Je me suis souvent demandé si je serais capable de décrocher mon baccalauréat si je devais le repasser, avec toute l’expérience que la vie m’a réservée, mais aussi le fossé, voire le gouffre générationnel, qui me sépare de l’adolescent que j’étais au moment de passer les épreuves. À mon époque, il y avait trois filières pour le bac général : philosophie, sciences expérimentales ou mathématiques. Ayant fait mes humanités du côté des lettres, seule la philo m’était accessible, et ça tombait plutôt bien, compte tenu de mes goûts. Par conséquent, je ne manque jamais de prendre connaissance des sujets soumis à la réflexion des candidats dans cette épreuve.
Cette année, si j’exclus par principe l’explication de texte, une fausse facilité, qui demande en réalité une solide connaissance de l’ensemble de la matière, j’aurais eu le choix entre deux sujets de dissertation et je pense que j’aurais opté pour le sujet 2 : « la vérité est-elle toujours convaincante ? » plutôt que le sujet 1 : « notre avenir dépend-il de la technique ? », plus scolaire. Alors, je sais bien que les professeurs de philosophie déconseillent de prendre des exemples dans l’actualité, mais, étant donné que je me suis donné comme tâche de commenter journellement précisément un fait marquant des évènements du moment, c’est probablement un des sujets que je connais le mieux, grâce à une lecture assidue des principaux médias à l’exclusion des réseaux sociaux auxquels je ne suis pas abonné. Je pourrais donc m’interroger sur cette notion de vérité dans notre monde moderne qui privilégie le mensonge comme vérité alternative, mettant sur le même plan une analyse scientifique nourrie par des preuves objectives, vérifiables, et une opinion, en général destinée à manipuler autrui.

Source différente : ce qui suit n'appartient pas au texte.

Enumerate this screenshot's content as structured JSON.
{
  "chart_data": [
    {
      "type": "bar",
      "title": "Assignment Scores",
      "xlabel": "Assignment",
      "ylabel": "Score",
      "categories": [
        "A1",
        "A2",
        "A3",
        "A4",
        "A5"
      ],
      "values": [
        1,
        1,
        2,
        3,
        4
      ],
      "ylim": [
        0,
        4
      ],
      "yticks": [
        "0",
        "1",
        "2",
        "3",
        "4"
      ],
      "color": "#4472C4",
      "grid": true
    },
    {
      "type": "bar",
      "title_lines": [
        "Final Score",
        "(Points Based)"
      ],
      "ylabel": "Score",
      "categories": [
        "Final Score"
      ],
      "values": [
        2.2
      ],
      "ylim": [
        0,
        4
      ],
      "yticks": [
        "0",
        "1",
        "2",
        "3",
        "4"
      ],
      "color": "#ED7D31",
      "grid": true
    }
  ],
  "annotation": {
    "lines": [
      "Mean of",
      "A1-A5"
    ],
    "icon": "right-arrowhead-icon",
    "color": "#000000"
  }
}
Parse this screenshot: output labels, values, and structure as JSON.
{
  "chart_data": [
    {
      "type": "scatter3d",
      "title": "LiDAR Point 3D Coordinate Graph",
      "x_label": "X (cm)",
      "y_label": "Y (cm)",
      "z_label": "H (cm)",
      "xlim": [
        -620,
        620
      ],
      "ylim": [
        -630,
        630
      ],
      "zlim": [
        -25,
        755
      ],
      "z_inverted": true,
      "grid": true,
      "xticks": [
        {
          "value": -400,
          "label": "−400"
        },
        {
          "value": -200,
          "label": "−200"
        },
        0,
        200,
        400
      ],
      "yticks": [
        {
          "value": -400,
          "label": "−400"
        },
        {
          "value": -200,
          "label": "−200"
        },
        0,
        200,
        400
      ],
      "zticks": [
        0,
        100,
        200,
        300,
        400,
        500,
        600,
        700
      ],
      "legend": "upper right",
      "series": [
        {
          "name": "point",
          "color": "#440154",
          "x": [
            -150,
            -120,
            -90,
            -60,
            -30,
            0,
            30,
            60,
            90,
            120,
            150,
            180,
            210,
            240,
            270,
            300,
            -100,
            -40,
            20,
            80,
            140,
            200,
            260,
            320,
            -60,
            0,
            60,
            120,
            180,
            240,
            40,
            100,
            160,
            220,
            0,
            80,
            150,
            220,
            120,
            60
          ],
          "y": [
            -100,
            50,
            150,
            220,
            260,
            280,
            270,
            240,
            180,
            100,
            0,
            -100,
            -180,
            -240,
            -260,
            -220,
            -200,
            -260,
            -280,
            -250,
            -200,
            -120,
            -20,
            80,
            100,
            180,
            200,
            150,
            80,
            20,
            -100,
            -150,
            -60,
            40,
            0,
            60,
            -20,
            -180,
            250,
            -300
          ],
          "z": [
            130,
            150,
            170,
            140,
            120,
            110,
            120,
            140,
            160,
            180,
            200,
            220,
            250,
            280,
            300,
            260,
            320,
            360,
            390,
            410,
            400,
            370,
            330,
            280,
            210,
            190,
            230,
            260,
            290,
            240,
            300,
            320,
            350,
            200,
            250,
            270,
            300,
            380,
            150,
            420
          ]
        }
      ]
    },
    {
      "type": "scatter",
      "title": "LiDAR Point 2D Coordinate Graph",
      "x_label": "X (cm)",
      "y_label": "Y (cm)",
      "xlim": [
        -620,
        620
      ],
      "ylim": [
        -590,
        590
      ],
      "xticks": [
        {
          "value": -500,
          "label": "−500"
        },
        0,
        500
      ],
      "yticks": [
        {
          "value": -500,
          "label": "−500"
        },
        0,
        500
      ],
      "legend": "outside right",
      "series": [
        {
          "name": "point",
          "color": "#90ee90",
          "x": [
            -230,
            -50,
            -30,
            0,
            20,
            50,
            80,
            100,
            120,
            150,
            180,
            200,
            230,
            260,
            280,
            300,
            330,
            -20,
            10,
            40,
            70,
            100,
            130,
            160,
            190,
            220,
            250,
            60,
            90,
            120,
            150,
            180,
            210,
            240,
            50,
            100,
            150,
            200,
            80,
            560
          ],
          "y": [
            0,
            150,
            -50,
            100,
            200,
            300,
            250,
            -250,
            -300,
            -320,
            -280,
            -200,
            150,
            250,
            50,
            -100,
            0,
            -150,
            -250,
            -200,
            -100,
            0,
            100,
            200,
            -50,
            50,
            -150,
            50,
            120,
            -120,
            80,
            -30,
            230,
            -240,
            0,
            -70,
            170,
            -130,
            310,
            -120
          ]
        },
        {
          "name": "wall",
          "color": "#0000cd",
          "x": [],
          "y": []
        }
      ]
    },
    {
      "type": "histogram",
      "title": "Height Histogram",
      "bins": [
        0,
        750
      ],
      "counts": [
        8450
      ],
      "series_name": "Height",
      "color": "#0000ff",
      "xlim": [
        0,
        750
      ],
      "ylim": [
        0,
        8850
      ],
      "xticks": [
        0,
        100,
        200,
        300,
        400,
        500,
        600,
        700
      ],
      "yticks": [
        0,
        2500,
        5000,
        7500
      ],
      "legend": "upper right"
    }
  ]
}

J’en veux pour preuve la multiplication des sites spécialisés dans la vérification des infox qui se propagent beaucoup plus rapidement que leurs démentis. À quoi il faut ajouter le développement exponentiel de l’intelligence artificielle dite « générative » qui permet tous les trucages, en mettant en scène un vrai mensonge, attribué à une personne célèbre. Ces faux sont tellement ressemblants qu’ils sont parfois très difficiles à déceler, renouvelant le constat ancien du : « c’est vrai, puisque je l’ai lu dans le journal ». Le résultat le plus flagrant de ce nivellement des valeurs, c’est un scepticisme généralisé, la vérité vraie étant parfois moins crédible qu’un beau mensonge. Ce qui peut amener certains à parer leur discours d’arguments inventés de toutes pièces, de crainte de n’être pas crus, indépendamment de la véracité de leur message. À l’inverse, un énoncé totalement véridique, ou au moins sincère ne sera pas nécessairement convaincant s’il n’est pas dans l’air du temps, ou s’il n’est pas étayé par une solide argumentation. Selon certains intellectuels, nous serions entrés dans l’ère de la « post-vérité ». Il ne sera pas facile d’en sortir.